Howto iterate over objects stored in one column of a DataTable ----Or howto get an array, collection

G

Gordian

Hello,

I want to iterate over the objects stored in one column of a DataTable.

I can do it the following way:
---------------------------
foreach (DataRow dr in myDataTable)
{
// do something with the data in column 3
string s = dr[2].ToString();
}
---------------------------

But is there another way without the overhead of DataRow / DataTable?
(I assume there is an overhead!)

Perhaps a method, which returns an array of objects stored in one column
of a DataTable.


Greetings
Gordian
 
S

Sahil Malik [MVP]

..NET 1.1 stores DataRows in an Arraylist inside a DataRowCollection.
Iterating through an Arraylist as shown below is not expensive. What is
expensive however is removing objects from an Arraylist - you don't notice
it when the Arraylist is small, but it gets significant as the size of an
Arraylist grows. (and you aren't really removing rows per your code shown
below).

..NET 2.0 doesn't have that problem either. It has a new way of storing such
collections (redblack tree), so removing rows, and methods such as
DataRowCollection.IndexOf become feasible and not so expensive anymore.

The only improvement suggestion I have per your code below, you are
iterating through a number of rows, and setting "string s" to a particular
column - that don't make sense !! :) (string s has a limited scope and gets
overwritten everytime).
If you intended to concatenate to the string, then make sure you use
StringBuilder, not string.

- Sahil Malik [MVP]
ADO.NET 2.0 book -
http://codebetter.com/blogs/sahil.malik/archive/2005/05/13/63199.aspx
 
C

Cor Ligthert [MVP]

Gordion,

I answered you in your other message in the same way as your question is
now, I had not seen it yet.
foreach (DataRow dr in myDataTable)
{
// do something with the data in column 3
string s = dr[2].ToString();
}
---------------------------

How do you think these things are done behind the scene when there is a
method created for you?

I wrote in my other message that in the sample you use above that a For
Index is better (you use in my opinion in this a static
string[JobTable.Rows] s). If you use it like this with the foreach I would
use an arraylist, where you have to add the items.
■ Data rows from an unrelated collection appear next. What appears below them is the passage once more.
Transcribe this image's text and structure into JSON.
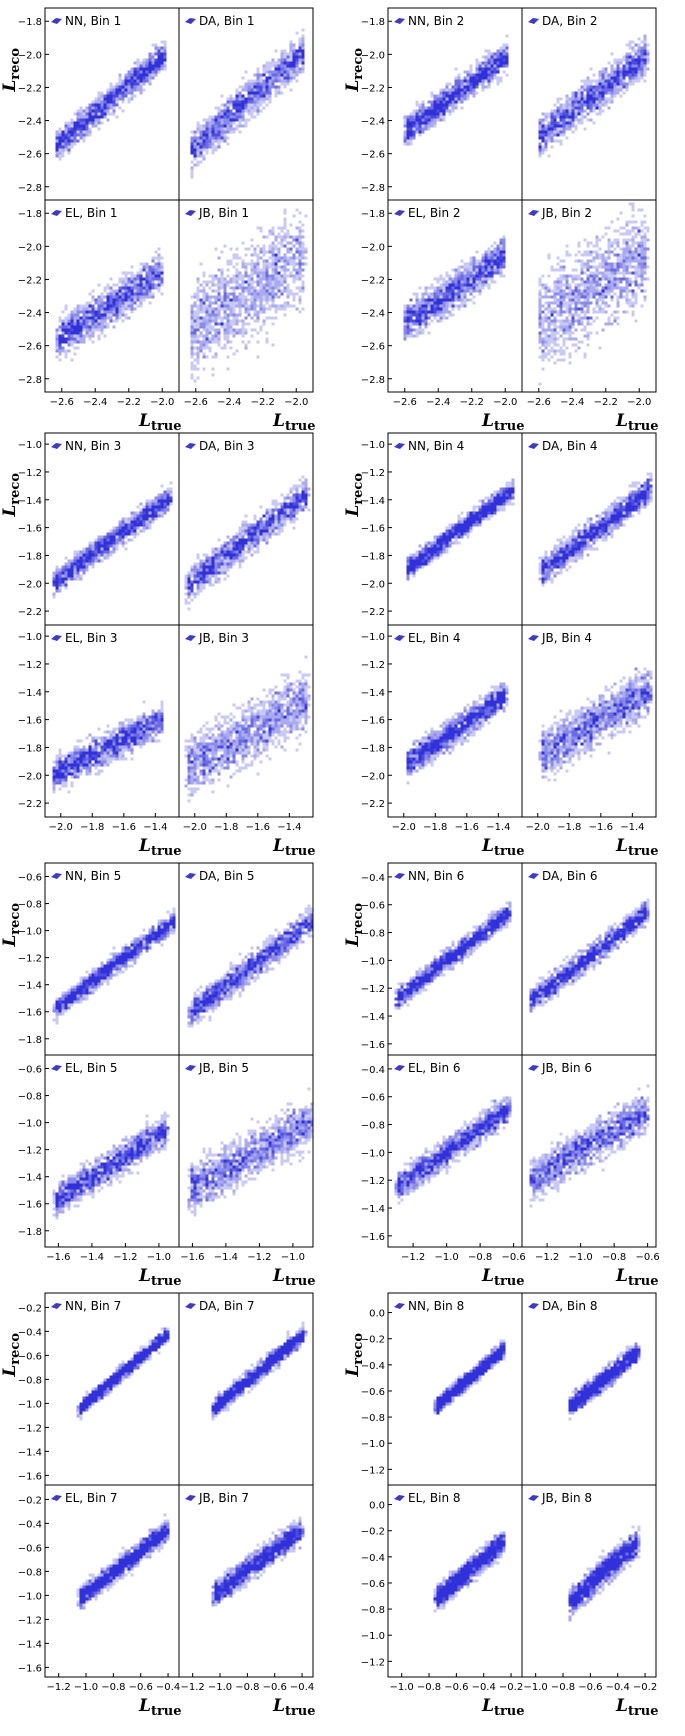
{
  "figure": {
    "ylabel_main": "L",
    "ylabel_sub": "reco",
    "xlabel_main": "L",
    "xlabel_sub": "true"
  },
  "colors": {
    "point": "#1f1fd8",
    "legend_marker": "#3a3ad0",
    "frame": "#000000"
  },
  "chart_data": [
    {
      "type": "heatmap",
      "bin": 1,
      "xticks": [
        "−2.6",
        "−2.4",
        "−2.2",
        "−2.0"
      ],
      "yticks": [
        "−1.8",
        "−2.0",
        "−2.2",
        "−2.4",
        "−2.6",
        "−2.8"
      ],
      "xlim": [
        -2.7,
        -1.9
      ],
      "ylim": [
        -2.88,
        -1.72
      ],
      "xlabel": "L_true",
      "ylabel": "L_reco",
      "panels": [
        {
          "label": "NN, Bin 1",
          "trend": {
            "x": [
              -2.63,
              -1.98
            ],
            "y": [
              -2.55,
              -2.0
            ]
          },
          "x_range": [
            -2.63,
            -1.98
          ],
          "spread": 0.06
        },
        {
          "label": "DA, Bin 1",
          "trend": {
            "x": [
              -2.63,
              -1.95
            ],
            "y": [
              -2.58,
              -1.98
            ]
          },
          "x_range": [
            -2.63,
            -1.95
          ],
          "spread": 0.08
        },
        {
          "label": "EL, Bin 1",
          "trend": {
            "x": [
              -2.63,
              -2.0
            ],
            "y": [
              -2.57,
              -2.15
            ]
          },
          "x_range": [
            -2.63,
            -2.0
          ],
          "spread": 0.08
        },
        {
          "label": "JB, Bin 1",
          "trend": {
            "x": [
              -2.63,
              -1.95
            ],
            "y": [
              -2.5,
              -2.05
            ]
          },
          "x_range": [
            -2.63,
            -1.95
          ],
          "spread": 0.2
        }
      ]
    },
    {
      "type": "heatmap",
      "bin": 2,
      "xticks": [
        "−2.6",
        "−2.4",
        "−2.2",
        "−2.0"
      ],
      "yticks": [
        "−1.8",
        "−2.0",
        "−2.2",
        "−2.4",
        "−2.6",
        "−2.8"
      ],
      "xlim": [
        -2.7,
        -1.9
      ],
      "ylim": [
        -2.88,
        -1.72
      ],
      "xlabel": "L_true",
      "ylabel": "L_reco",
      "panels": [
        {
          "label": "NN, Bin 2",
          "trend": {
            "x": [
              -2.6,
              -1.98
            ],
            "y": [
              -2.47,
              -2.0
            ]
          },
          "x_range": [
            -2.6,
            -1.98
          ],
          "spread": 0.06
        },
        {
          "label": "DA, Bin 2",
          "trend": {
            "x": [
              -2.6,
              -1.95
            ],
            "y": [
              -2.5,
              -2.0
            ]
          },
          "x_range": [
            -2.6,
            -1.95
          ],
          "spread": 0.08
        },
        {
          "label": "EL, Bin 2",
          "trend": {
            "x": [
              -2.6,
              -2.0
            ],
            "y": [
              -2.47,
              -2.05
            ]
          },
          "x_range": [
            -2.6,
            -2.0
          ],
          "spread": 0.08
        },
        {
          "label": "JB, Bin 2",
          "trend": {
            "x": [
              -2.6,
              -1.95
            ],
            "y": [
              -2.45,
              -2.05
            ]
          },
          "x_range": [
            -2.6,
            -1.95
          ],
          "spread": 0.2
        }
      ]
    },
    {
      "type": "heatmap",
      "bin": 3,
      "xticks": [
        "−2.0",
        "−1.8",
        "−1.6",
        "−1.4"
      ],
      "yticks": [
        "−1.0",
        "−1.2",
        "−1.4",
        "−1.6",
        "−1.8",
        "−2.0",
        "−2.2"
      ],
      "xlim": [
        -2.1,
        -1.25
      ],
      "ylim": [
        -2.3,
        -0.92
      ],
      "xlabel": "L_true",
      "ylabel": "L_reco",
      "panels": [
        {
          "label": "NN, Bin 3",
          "trend": {
            "x": [
              -2.05,
              -1.3
            ],
            "y": [
              -2.0,
              -1.38
            ]
          },
          "x_range": [
            -2.05,
            -1.3
          ],
          "spread": 0.06
        },
        {
          "label": "DA, Bin 3",
          "trend": {
            "x": [
              -2.05,
              -1.28
            ],
            "y": [
              -2.02,
              -1.35
            ]
          },
          "x_range": [
            -2.05,
            -1.28
          ],
          "spread": 0.08
        },
        {
          "label": "EL, Bin 3",
          "trend": {
            "x": [
              -2.05,
              -1.35
            ],
            "y": [
              -2.0,
              -1.6
            ]
          },
          "x_range": [
            -2.05,
            -1.35
          ],
          "spread": 0.08
        },
        {
          "label": "JB, Bin 3",
          "trend": {
            "x": [
              -2.05,
              -1.28
            ],
            "y": [
              -1.95,
              -1.45
            ]
          },
          "x_range": [
            -2.05,
            -1.28
          ],
          "spread": 0.15
        }
      ]
    },
    {
      "type": "heatmap",
      "bin": 4,
      "xticks": [
        "−2.0",
        "−1.8",
        "−1.6",
        "−1.4"
      ],
      "yticks": [
        "−1.0",
        "−1.2",
        "−1.4",
        "−1.6",
        "−1.8",
        "−2.0",
        "−2.2"
      ],
      "xlim": [
        -2.1,
        -1.25
      ],
      "ylim": [
        -2.3,
        -0.92
      ],
      "xlabel": "L_true",
      "ylabel": "L_reco",
      "panels": [
        {
          "label": "NN, Bin 4",
          "trend": {
            "x": [
              -1.98,
              -1.3
            ],
            "y": [
              -1.9,
              -1.32
            ]
          },
          "x_range": [
            -1.98,
            -1.3
          ],
          "spread": 0.05
        },
        {
          "label": "DA, Bin 4",
          "trend": {
            "x": [
              -1.98,
              -1.28
            ],
            "y": [
              -1.92,
              -1.32
            ]
          },
          "x_range": [
            -1.98,
            -1.28
          ],
          "spread": 0.07
        },
        {
          "label": "EL, Bin 4",
          "trend": {
            "x": [
              -1.98,
              -1.35
            ],
            "y": [
              -1.92,
              -1.42
            ]
          },
          "x_range": [
            -1.98,
            -1.35
          ],
          "spread": 0.07
        },
        {
          "label": "JB, Bin 4",
          "trend": {
            "x": [
              -1.98,
              -1.28
            ],
            "y": [
              -1.85,
              -1.38
            ]
          },
          "x_range": [
            -1.98,
            -1.28
          ],
          "spread": 0.12
        }
      ]
    },
    {
      "type": "heatmap",
      "bin": 5,
      "xticks": [
        "−1.6",
        "−1.4",
        "−1.2",
        "−1.0"
      ],
      "yticks": [
        "−0.6",
        "−0.8",
        "−1.0",
        "−1.2",
        "−1.4",
        "−1.6",
        "−1.8"
      ],
      "xlim": [
        -1.68,
        -0.88
      ],
      "ylim": [
        -1.92,
        -0.5
      ],
      "xlabel": "L_true",
      "ylabel": "L_reco",
      "panels": [
        {
          "label": "NN, Bin 5",
          "trend": {
            "x": [
              -1.62,
              -0.9
            ],
            "y": [
              -1.58,
              -0.92
            ]
          },
          "x_range": [
            -1.62,
            -0.9
          ],
          "spread": 0.05
        },
        {
          "label": "DA, Bin 5",
          "trend": {
            "x": [
              -1.62,
              -0.88
            ],
            "y": [
              -1.62,
              -0.92
            ]
          },
          "x_range": [
            -1.62,
            -0.88
          ],
          "spread": 0.07
        },
        {
          "label": "EL, Bin 5",
          "trend": {
            "x": [
              -1.62,
              -0.95
            ],
            "y": [
              -1.58,
              -1.05
            ]
          },
          "x_range": [
            -1.62,
            -0.95
          ],
          "spread": 0.08
        },
        {
          "label": "JB, Bin 5",
          "trend": {
            "x": [
              -1.62,
              -0.88
            ],
            "y": [
              -1.5,
              -0.98
            ]
          },
          "x_range": [
            -1.62,
            -0.88
          ],
          "spread": 0.12
        }
      ]
    },
    {
      "type": "heatmap",
      "bin": 6,
      "xticks": [
        "−1.2",
        "−1.0",
        "−0.8",
        "−0.6"
      ],
      "yticks": [
        "−0.4",
        "−0.6",
        "−0.8",
        "−1.0",
        "−1.2",
        "−1.4",
        "−1.6"
      ],
      "xlim": [
        -1.35,
        -0.55
      ],
      "ylim": [
        -1.68,
        -0.3
      ],
      "xlabel": "L_true",
      "ylabel": "L_reco",
      "panels": [
        {
          "label": "NN, Bin 6",
          "trend": {
            "x": [
              -1.3,
              -0.62
            ],
            "y": [
              -1.28,
              -0.65
            ]
          },
          "x_range": [
            -1.3,
            -0.62
          ],
          "spread": 0.05
        },
        {
          "label": "DA, Bin 6",
          "trend": {
            "x": [
              -1.3,
              -0.6
            ],
            "y": [
              -1.3,
              -0.65
            ]
          },
          "x_range": [
            -1.3,
            -0.6
          ],
          "spread": 0.06
        },
        {
          "label": "EL, Bin 6",
          "trend": {
            "x": [
              -1.3,
              -0.62
            ],
            "y": [
              -1.25,
              -0.68
            ]
          },
          "x_range": [
            -1.3,
            -0.62
          ],
          "spread": 0.07
        },
        {
          "label": "JB, Bin 6",
          "trend": {
            "x": [
              -1.3,
              -0.6
            ],
            "y": [
              -1.2,
              -0.7
            ]
          },
          "x_range": [
            -1.3,
            -0.6
          ],
          "spread": 0.1
        }
      ]
    },
    {
      "type": "heatmap",
      "bin": 7,
      "xticks": [
        "−1.2",
        "−1.0",
        "−0.8",
        "−0.6",
        "−0.4"
      ],
      "yticks": [
        "−0.2",
        "−0.4",
        "−0.6",
        "−0.8",
        "−1.0",
        "−1.2",
        "−1.4",
        "−1.6"
      ],
      "xlim": [
        -1.3,
        -0.32
      ],
      "ylim": [
        -1.68,
        -0.08
      ],
      "xlabel": "L_true",
      "ylabel": "L_reco",
      "panels": [
        {
          "label": "NN, Bin 7",
          "trend": {
            "x": [
              -1.05,
              -0.4
            ],
            "y": [
              -1.05,
              -0.42
            ]
          },
          "x_range": [
            -1.05,
            -0.4
          ],
          "spread": 0.04
        },
        {
          "label": "DA, Bin 7",
          "trend": {
            "x": [
              -1.05,
              -0.38
            ],
            "y": [
              -1.05,
              -0.42
            ]
          },
          "x_range": [
            -1.05,
            -0.38
          ],
          "spread": 0.05
        },
        {
          "label": "EL, Bin 7",
          "trend": {
            "x": [
              -1.05,
              -0.4
            ],
            "y": [
              -1.03,
              -0.45
            ]
          },
          "x_range": [
            -1.05,
            -0.4
          ],
          "spread": 0.06
        },
        {
          "label": "JB, Bin 7",
          "trend": {
            "x": [
              -1.05,
              -0.4
            ],
            "y": [
              -1.0,
              -0.45
            ]
          },
          "x_range": [
            -1.05,
            -0.4
          ],
          "spread": 0.07
        }
      ]
    },
    {
      "type": "heatmap",
      "bin": 8,
      "xticks": [
        "−1.0",
        "−0.8",
        "−0.6",
        "−0.4",
        "−0.2"
      ],
      "yticks": [
        "0.0",
        "−0.2",
        "−0.4",
        "−0.6",
        "−0.8",
        "−1.0",
        "−1.2"
      ],
      "xlim": [
        -1.1,
        -0.12
      ],
      "ylim": [
        -1.32,
        0.15
      ],
      "xlabel": "L_true",
      "ylabel": "L_reco",
      "panels": [
        {
          "label": "NN, Bin 8",
          "trend": {
            "x": [
              -0.75,
              -0.25
            ],
            "y": [
              -0.72,
              -0.28
            ]
          },
          "x_range": [
            -0.75,
            -0.25
          ],
          "spread": 0.04
        },
        {
          "label": "DA, Bin 8",
          "trend": {
            "x": [
              -0.75,
              -0.25
            ],
            "y": [
              -0.72,
              -0.3
            ]
          },
          "x_range": [
            -0.75,
            -0.25
          ],
          "spread": 0.05
        },
        {
          "label": "EL, Bin 8",
          "trend": {
            "x": [
              -0.75,
              -0.25
            ],
            "y": [
              -0.72,
              -0.28
            ]
          },
          "x_range": [
            -0.75,
            -0.25
          ],
          "spread": 0.06
        },
        {
          "label": "JB, Bin 8",
          "trend": {
            "x": [
              -0.75,
              -0.25
            ],
            "y": [
              -0.75,
              -0.28
            ]
          },
          "x_range": [
            -0.75,
            -0.25
          ],
          "spread": 0.07
        }
      ]
    }
  ]
}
(Although there is a difference with an inbuilt method because you convert
the object implicitly to String already in your method, what probably gives
you a benefit if you know that it should be a string.

Just my idea

Cor
 
G

Gordian

Hello Sahil,

The code >> string s = dr[2].ToString() << was only dummy code.
But thank you for your explanation about the redblack tree.